2014年1月19日日曜日

 大島智子 ショートインタビュー


大きな目、あまりにも等身大の生活。
数年前からそんなイラストをWeb上にアップし続けていた、大島智子。
泉まくらや禁断の多数決のMVで注目を集める彼女に簡単な質問に答えて頂いた。



■ 健康で文化的な最低限度の生活

非常に特徴的なモチーフでイラストをお描きになられますよね?
イラストを描き始めたきっかけや、現在の絵につながる出来事があれば教えてください。

大島 : 子供の頃から絵は描いていました。今の絵柄に直結するのは中学一年生くらいのころ
好きな先輩にふざけているところを見られて恥ずかしかったという絵日記を描いた時です。
大学三年生くらいの時に、ペドロ・コスタ*の講演会を聴いて
現実を描写するしかないのだと思いました。
彼の撮った『ヴァンダの部屋』という映画は
ベッドが入ればいっぱいいっぱいの狭い部屋をただ延々と撮るというもので。
そこにある現実を描写するしかないのだという、諦めみたいなものを感じました。
同じくらいの時に日本国憲法の 「健康で文化的な最低限度の生活」というフレーズが
頭から離れなくなり、それからは半径1mの世界、A4サイズに収まる世界を描くようになりました。


































大島智子
「ガストでもロイホでもラブホでもいいよ」

*1959年、ポルトガル・リスボン生まれの映画監督。
「ヴァンダの部屋」ではスラム街を舞台に退廃的な映像美を見せた。



■ MVについて

大島さんはイラストを提供するだけでなく、ご自身も被写体となってMV*に参加されていますよね。
その点でなにか苦労や感じた事はありましたでしょうか?

大島 : 私のTumblrを観てくださったようで、MVのご依頼を頂きました。
私なんかでいいのかなあ、と思ったくらいで、特に苦労はしませんでした。
スケブリさん、細金さんはふざけながらも格好いい事をぽんぽんやるので
凄いなあと思いながらこそこそ観察していました。


*tofubeats 「No.1 feat.G.RINA」のMVでは、大島智子自身がモデルとなって出演している。


泉まくら 「balloon」




tofubeats 「No.1 feat.G.RINA」






■ 大島智子をつくったもの

ペドロ・コスタ 『ヴァンダの部屋』

大島 : 最初に観た時は退屈な映画だと思いました。
けれど、時間が経ってふとヴァンダの事を思い出すと涙がだらだらと流れてきました。
耐えられない退屈も私たちの戦場であり、ドラッグ依存や貧困でなくとも
私の生活の延長線上にそれらはある。

t.o.l 『TAMALA2010』

大島 : 中学生の時に雑誌で知り、衝撃を受けました。
ベジェ曲線で描かれた、 汚い東京と、SFと
ビッチでかわいい女の子と、感傷的な男の子。
私はずっとこれを求めていたのだと、栃木の片田舎で思いました。

岡崎京子 『pink』

大島 : 中学生の時、ブックオフで買いました。
最初は退屈で、外れの漫画買っちゃったな〜と思いました。
けれど、最後まで読んでみて
一気に今までのユミちゃんの退屈が愛おしく、心がヒリヒリと苦しくなりました。
私の生活の中にはユミちゃんがいます。
「シアワセなんて当然じゃない?血まみれなんて恐くない。
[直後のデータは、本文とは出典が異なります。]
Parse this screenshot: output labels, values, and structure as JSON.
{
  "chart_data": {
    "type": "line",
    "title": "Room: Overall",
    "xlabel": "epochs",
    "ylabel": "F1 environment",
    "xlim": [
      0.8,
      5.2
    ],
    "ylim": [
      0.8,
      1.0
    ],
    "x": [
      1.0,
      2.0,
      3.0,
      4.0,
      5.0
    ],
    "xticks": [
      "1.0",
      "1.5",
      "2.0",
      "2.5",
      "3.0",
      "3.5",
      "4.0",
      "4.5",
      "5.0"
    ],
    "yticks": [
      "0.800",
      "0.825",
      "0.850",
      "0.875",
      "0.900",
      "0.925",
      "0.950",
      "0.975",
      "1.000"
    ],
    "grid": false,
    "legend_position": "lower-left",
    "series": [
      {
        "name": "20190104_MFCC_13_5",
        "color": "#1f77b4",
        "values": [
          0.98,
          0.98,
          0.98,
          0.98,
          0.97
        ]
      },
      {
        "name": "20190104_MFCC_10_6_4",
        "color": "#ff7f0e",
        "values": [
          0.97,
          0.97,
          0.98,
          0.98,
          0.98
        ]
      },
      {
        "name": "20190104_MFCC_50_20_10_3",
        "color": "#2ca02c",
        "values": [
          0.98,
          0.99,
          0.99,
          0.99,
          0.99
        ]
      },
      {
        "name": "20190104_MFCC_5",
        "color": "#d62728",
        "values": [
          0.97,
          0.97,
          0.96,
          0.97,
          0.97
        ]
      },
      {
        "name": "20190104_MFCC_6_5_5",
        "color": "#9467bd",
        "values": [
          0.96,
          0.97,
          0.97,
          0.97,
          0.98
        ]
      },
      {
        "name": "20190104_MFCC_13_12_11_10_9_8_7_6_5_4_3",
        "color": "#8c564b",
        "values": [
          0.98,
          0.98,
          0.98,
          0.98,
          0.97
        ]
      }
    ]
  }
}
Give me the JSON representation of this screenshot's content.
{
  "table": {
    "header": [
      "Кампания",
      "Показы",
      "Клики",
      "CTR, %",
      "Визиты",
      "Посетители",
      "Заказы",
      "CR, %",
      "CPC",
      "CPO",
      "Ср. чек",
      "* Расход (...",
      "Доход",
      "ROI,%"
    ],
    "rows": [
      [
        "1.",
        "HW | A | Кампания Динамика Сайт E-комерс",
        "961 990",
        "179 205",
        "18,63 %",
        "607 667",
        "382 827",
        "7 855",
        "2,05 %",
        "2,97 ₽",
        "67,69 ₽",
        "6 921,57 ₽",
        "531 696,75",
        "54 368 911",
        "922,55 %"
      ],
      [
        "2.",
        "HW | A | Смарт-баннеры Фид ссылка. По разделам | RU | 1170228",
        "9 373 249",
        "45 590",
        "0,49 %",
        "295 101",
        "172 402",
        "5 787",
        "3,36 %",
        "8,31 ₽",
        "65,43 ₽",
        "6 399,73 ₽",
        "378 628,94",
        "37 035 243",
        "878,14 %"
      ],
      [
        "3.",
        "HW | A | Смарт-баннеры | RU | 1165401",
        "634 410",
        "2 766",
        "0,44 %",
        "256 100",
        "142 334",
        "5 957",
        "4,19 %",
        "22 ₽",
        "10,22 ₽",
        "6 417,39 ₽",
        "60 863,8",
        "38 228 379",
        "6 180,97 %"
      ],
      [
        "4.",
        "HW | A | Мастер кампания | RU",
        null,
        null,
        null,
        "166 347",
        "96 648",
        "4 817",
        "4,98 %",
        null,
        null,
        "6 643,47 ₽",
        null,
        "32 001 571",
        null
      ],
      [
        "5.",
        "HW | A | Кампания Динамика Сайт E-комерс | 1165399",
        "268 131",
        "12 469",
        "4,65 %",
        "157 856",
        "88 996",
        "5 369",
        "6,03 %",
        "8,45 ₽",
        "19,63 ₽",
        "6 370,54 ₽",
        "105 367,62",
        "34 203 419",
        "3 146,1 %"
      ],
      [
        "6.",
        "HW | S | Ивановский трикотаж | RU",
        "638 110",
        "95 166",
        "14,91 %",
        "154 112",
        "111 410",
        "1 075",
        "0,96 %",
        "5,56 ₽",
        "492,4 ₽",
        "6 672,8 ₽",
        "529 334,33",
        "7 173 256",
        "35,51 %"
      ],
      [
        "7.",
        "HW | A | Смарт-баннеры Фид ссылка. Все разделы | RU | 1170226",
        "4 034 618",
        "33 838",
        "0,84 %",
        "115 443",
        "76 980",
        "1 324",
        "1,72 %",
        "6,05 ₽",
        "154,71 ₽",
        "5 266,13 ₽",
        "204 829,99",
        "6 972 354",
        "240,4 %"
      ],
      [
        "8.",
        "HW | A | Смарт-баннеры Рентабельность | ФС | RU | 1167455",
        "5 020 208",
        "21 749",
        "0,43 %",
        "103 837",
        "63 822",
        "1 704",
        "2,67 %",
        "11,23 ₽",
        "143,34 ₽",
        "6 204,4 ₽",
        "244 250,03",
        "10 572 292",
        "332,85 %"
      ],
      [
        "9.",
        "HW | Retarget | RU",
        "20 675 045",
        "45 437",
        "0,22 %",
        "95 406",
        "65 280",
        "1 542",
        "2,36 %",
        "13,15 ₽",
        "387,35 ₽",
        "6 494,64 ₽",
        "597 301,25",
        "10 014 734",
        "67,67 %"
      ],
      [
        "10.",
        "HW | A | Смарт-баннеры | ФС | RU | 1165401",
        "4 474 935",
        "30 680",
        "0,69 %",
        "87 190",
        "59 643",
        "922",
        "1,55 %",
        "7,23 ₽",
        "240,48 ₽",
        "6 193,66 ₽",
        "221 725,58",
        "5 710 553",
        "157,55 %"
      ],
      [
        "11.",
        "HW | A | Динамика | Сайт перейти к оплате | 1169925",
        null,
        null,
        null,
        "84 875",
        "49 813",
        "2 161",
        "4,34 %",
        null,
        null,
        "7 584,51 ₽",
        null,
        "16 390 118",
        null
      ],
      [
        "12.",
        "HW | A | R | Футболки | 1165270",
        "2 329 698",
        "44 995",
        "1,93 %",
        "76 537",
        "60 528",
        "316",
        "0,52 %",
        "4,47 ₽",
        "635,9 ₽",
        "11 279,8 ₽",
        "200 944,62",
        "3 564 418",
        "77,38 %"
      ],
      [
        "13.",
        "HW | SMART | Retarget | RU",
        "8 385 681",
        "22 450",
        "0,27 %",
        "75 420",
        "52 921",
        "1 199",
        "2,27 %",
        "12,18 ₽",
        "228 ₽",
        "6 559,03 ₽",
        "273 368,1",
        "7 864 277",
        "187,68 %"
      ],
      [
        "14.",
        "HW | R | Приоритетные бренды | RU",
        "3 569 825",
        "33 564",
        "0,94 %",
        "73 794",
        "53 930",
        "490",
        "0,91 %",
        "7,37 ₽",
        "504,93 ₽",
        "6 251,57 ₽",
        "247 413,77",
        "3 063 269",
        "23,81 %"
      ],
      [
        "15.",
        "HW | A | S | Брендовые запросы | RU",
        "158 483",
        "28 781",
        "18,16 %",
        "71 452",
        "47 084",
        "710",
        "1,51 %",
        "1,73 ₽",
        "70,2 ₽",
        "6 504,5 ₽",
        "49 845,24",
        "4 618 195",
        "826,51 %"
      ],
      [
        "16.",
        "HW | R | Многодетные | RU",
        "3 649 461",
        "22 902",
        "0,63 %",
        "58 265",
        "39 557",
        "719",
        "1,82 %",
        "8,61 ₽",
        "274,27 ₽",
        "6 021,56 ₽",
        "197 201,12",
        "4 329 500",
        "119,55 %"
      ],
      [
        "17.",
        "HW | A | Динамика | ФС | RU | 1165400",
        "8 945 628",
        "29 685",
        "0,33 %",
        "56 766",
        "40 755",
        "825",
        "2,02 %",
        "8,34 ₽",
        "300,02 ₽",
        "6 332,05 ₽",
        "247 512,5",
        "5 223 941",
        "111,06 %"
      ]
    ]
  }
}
だって女の子だもん」

坂口安吾 『青鬼の褌を洗う女』

大島 : 一番読んでいる小説だと思います。高校を退学になった頃に、押入れの中で読みました。
戦争が来ても親が死んでも、そんなものかとにこにこ、醜い久須美のお妾さんになってのんびり暮らしている。
嫌味がなく、天性のお妾気質であるサチ子は、永遠の私のミューズだと思います。



























    大島智子
     1988年9月 神奈川県生まれ。
     2008年頃よりTumblrにgifアニメを投稿し始める。
     主な作品に、禁断の多数決『ノスフェラトゥ』MV、泉まくら『candle』MVなどがある。